The Indian markets recovering from the intraday lows, managed a close of modest gains in last session despite some weak earnings announcement. Today, the start is likely to be cautious tailing the mixed cues of the global markets. Traders will be reacting and analyzing the report of Urjit Patel committee, appointed to examine the current monetary policy framework of the Reserve Bank of India (RBI), which has suggested that inflation should be the nominal anchor as far as the policy framework is concerned.

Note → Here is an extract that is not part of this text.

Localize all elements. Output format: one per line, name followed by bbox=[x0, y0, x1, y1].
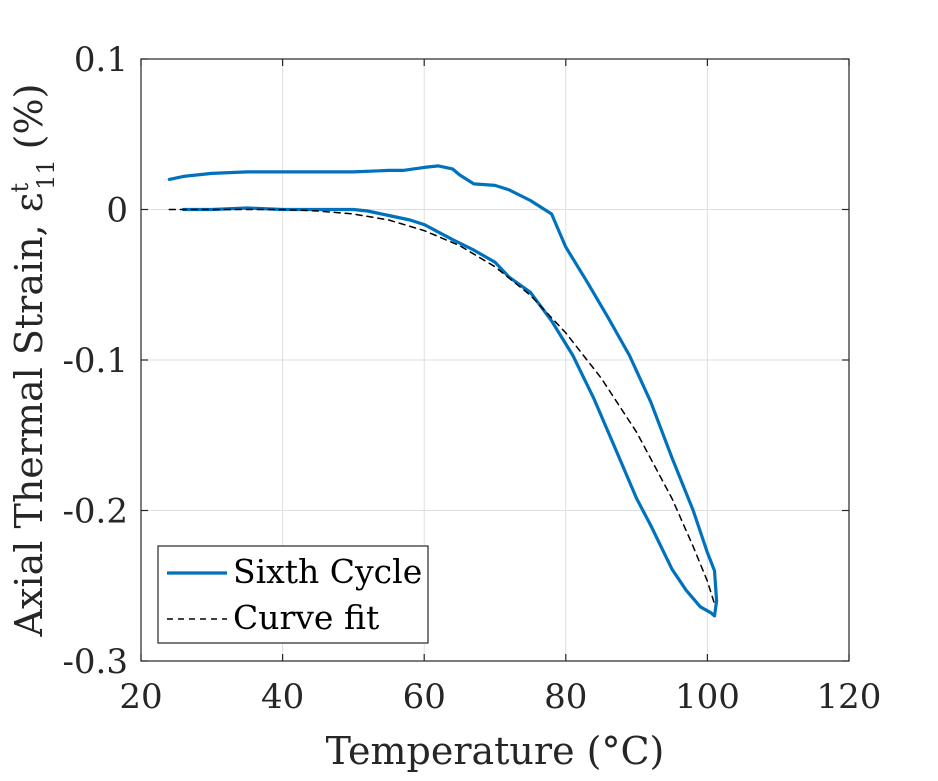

The committee has suggested that the RBI should adopt the new CPI (consumer price index) as the measure of the nominal anchor for policy communication and the target for inflation should be set at 4 percent with a band of +/- 2 percent around it. Traders will also be cautious with the International Monetary Fund’s (IMF) World Economic Outlook update, where it has said that India is likely to clock an economic growth rate of 4.6 percent this financial year and the expansion may improve to 5.4 percent in 2014-15. Markets will also be buzzing with Economic Affairs Secretary Arvind Mayaram committee’s report suggesting that all individual foreign investments of up to 10 percent of paid-up equity in a listed company be classified as foreign portfolio investment (FPI) and those above this limit be considered foreign direct investment (FDI).
There will be lots of result announcements too; Biocon, Dabur India, HDFC, L&T, KPIT Technologies, Mahindra & Mahindra Finance, Raymond and Zee Entertainment are among the many to announce their numbers.
The US markets coming out of a long weekend made a mixed closing on Tuesday and traders seemed reluctant to make any significant moves lacking any major economic data. The Asian markets have mostly made a positive start though some of the indices are marginally in red too. Meanwhile, the Chinese benchmark money-market rate fell for a second day and interest-rate swaps declined.
Back home, after showcasing a strong performance in last session, Indian equity benchmarks witnessed a bit of consolidation on Tuesday with frontline gauges cornering modest gains by the end of trade. The optimism that was evident in morning trade fizzled out completely during the mid and the session turned choppy, as after Monday’s rally, markets remained cautious and the key indices gyrated in a very tight range throughout the day’s trade. Nevertheless, markets which dipped into red terrain in afternoon deals managed to end positive, comfortably above their crucial 6,300 (Nifty) and 21,200 (Sensex) bastions, supported by rally in rate sensitive counters viz. Banking, Realty and Auto amid renewed expectations that the Reserve Bank of India (RBI) will maintain status quo on interest rates when it meets to review its monetary policy on January 28. Global cues too remained supportive with most of the Asian equity indices ending in the green, firm opening in European markets too supported the sentiments. Back home, sentiments remained upbeat on report that foreign institutional investors (FIIs) bought shares worth a net Rs 384.89 crore on January 20, 2014. Some support also came in after Indian rupee firmed up against the US dollar in early trades and was up at Rs 61.58 per dollar at the time of equity markets closing as compared with the previous close of Rs 61.62 per dollar. Additionally, stocks related to textile sector like, Arvind, Alok Industries, Vardhman Textile, Trident etc. edged higher, as the government is setting up a $60 billion target for the next financial year, up by over 30% from the current financial year. However, some disappointment came in from corporate earning front with private sector lender -- Kotak Mahindra Bank -- upsetting street with its third quarter earnings. The bank’s standalone net profit fell 6% year-on-year to Rs 340 crore and net interest income grew nearly 11 percent to Rs 912.7 crore, the stocks of the bank plunged by 3%. Finally, the BSE Sensex gained 46.07 points or 0.22%, to settle at 21251.12, while the CNX Nifty added 9.85 points or 0.16% to settle at 6,313.80.